At first glance, they appear to have little in common: A civil engineer from China; a football player for Michigan State; a frustrated pianist from Bogota; and a tanker officer who's been at sea for seven years.
But while the MBA Class of 2003 represents more than 60 countries, each member arrives with the same eagerness for business knowledge, enthusiasm about the academic possibilities ahead, and hunger for direction in their careers.
And if you survey the 324 newest MBA students and 48 LFMs (Leaders for Manufacturing) about why they're here, you'll hear a great deal about environment, MIT, and networking.
“Excellent program, excellent resources, excellent people,” is how Piedad Rodriguez, a systems engineer, sums it up. “When I researched b-schools, I pre-selected those with better reputations. But when I visited Sloan, it became my first choice.”
Students repeatedly cite MIT Sloan's welcoming atmosphere for its lasting impression.
“Students welcomed me right away. There was a warm feeling,” says Susan Lee, a Hong Kong native coming off seven years at Proctor & Gamble.
Craig Rottenberg, previously with an Internet start-up and a family jewelry business, says he was drawn to MIT Sloan's smaller class sizes and more intimate setting.
“Sloan was my first choice because of the focus on different cultures,” says Cindy DeTar, on leave from Deloitte Consulting. “When I sat in on classes, I didn't hear the same accent twice. I think that exposure will prepare me better. I want to learn to work with different sorts of people, to learn the nuances of communication.”
“It's so important to engage with as many people as possible,” says David Gagnon, who spent 11 years at Paine Webber in Japan. “You're exposed to the people behind the ideas, CTOs and CEOs, the students who came up with different ideas. You hear the inside stories. To do that on your own would take several years; here you can do it in two.”
MIT Sloan's entrepreneurial approach and openness to students influencing curriculum are also strong draws.
“Sloan's emphasis on innovation and collaboration among students is key,” according to Cam Mackey.
Brendan Miller hopes to share his interest in “the intersection of policy and public realism. I'm most interested in helping people see how the choices they make everyday affect the larger social sphere.”
“At Sloan you learn how to come up with creative solutions for business challenges. We're not just going to apply a model, we're going to transform things,” says Rodriguez.
That kind of independent thought is also reflected in this class's commitment to the wider MIT community. Mackey, who wants to work in marine transportation, plans to take classes at MIT's Center for Transportation Studies. Rosamund Lu, a registered engineer with a masters degree in construction management and public administration, also plans to include courses at the Institute.

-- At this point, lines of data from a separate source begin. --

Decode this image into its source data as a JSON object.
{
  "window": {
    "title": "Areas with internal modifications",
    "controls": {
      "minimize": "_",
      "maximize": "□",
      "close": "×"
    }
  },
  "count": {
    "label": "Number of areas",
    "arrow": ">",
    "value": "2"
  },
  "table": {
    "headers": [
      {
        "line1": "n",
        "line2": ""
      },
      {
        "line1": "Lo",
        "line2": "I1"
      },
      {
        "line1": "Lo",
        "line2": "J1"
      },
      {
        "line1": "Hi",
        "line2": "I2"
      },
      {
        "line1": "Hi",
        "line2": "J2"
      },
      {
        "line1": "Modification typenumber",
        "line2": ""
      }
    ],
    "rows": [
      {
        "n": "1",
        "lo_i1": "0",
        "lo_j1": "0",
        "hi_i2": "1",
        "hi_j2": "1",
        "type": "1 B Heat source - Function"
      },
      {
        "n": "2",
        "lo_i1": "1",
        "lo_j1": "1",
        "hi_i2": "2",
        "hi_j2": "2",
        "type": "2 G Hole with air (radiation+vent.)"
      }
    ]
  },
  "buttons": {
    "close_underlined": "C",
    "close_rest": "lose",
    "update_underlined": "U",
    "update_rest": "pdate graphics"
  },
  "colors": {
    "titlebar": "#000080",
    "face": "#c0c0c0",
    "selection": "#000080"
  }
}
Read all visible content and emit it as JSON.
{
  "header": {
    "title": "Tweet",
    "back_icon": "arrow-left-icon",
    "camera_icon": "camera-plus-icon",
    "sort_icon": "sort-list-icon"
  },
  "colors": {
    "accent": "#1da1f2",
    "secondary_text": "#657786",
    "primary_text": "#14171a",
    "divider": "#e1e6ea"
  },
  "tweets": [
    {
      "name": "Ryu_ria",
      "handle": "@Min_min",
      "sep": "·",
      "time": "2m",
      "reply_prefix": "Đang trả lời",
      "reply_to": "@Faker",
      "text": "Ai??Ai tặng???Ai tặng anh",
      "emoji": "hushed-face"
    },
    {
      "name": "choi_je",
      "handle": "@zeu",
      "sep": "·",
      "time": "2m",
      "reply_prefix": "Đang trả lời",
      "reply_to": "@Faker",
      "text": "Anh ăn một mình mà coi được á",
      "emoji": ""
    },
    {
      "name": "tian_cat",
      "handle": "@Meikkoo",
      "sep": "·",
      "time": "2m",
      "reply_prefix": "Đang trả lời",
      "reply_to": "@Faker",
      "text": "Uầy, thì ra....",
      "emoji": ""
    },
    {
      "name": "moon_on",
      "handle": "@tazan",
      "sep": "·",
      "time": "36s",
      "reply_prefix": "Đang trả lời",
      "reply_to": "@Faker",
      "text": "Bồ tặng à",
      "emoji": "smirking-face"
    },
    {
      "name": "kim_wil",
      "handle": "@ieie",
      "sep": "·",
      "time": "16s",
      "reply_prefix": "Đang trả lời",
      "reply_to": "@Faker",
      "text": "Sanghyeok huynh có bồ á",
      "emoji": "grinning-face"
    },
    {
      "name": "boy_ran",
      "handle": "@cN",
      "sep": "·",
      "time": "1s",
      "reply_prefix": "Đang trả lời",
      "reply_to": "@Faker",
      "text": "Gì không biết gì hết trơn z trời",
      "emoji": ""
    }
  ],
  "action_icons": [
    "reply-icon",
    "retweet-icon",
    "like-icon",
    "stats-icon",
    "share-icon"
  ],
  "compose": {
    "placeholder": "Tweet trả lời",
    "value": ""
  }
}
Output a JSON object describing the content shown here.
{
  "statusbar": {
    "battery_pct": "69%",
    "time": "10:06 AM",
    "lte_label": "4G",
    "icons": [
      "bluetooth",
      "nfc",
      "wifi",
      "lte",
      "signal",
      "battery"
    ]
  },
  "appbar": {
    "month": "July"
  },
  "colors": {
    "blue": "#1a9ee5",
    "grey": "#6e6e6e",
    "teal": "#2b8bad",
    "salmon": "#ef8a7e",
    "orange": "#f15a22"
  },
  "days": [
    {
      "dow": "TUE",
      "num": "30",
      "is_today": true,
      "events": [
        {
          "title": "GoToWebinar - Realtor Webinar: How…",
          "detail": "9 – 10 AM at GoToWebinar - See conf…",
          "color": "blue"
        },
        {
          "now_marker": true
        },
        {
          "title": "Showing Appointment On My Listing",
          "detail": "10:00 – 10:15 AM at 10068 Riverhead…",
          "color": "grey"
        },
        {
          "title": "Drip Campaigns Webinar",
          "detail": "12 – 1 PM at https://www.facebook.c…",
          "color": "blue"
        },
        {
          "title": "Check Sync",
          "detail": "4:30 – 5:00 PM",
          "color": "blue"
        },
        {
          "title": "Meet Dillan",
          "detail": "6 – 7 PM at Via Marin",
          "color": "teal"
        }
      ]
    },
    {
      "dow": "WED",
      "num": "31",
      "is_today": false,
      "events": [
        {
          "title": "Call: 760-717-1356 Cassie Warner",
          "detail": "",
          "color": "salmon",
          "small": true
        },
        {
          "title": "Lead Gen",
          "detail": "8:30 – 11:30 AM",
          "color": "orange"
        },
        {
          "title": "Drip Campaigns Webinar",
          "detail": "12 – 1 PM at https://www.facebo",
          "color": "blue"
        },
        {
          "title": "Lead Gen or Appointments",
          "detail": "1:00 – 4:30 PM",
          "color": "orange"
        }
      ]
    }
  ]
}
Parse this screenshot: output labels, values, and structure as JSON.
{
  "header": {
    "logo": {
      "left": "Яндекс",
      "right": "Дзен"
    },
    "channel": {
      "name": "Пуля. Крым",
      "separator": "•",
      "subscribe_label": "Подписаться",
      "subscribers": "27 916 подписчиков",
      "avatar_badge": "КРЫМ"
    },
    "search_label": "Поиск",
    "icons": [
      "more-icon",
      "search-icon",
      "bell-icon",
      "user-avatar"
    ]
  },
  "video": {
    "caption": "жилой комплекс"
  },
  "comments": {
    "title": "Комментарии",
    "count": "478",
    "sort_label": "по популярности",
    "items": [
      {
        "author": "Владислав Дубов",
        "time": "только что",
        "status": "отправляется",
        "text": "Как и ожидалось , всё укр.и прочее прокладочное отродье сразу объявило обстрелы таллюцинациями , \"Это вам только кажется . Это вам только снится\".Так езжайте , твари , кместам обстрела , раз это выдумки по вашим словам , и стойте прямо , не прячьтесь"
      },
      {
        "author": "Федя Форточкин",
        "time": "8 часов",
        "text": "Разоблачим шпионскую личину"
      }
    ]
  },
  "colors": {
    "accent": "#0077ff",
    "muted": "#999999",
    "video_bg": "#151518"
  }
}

“When you look at the different schools, MIT was unique in the application of technology, combined with operations and finance,” says David Gagnon.
Entering at an average age of 28, most students say they have only a vague notion of where their careers will head, but all are keenly aware that a MIT Sloan MBA will open doors. Everyone recognizes that the contacts they make in and out of the classroom begin to form a lifelong network.
Federico Stubbe, working toward both an MBA and masters in construction management, is “looking forward to getting a clear direction in my life and how to get there, based on the relationships I make and things I'm exposed to.”
Rob Spork, who used to work on mergers & acquisitions at Price Waterhouse, sums it up. “When I walk out of Sloan, I expect my career path and the level of focus that I will have will be totally different. A new ballgame. Phase 2 of my career.”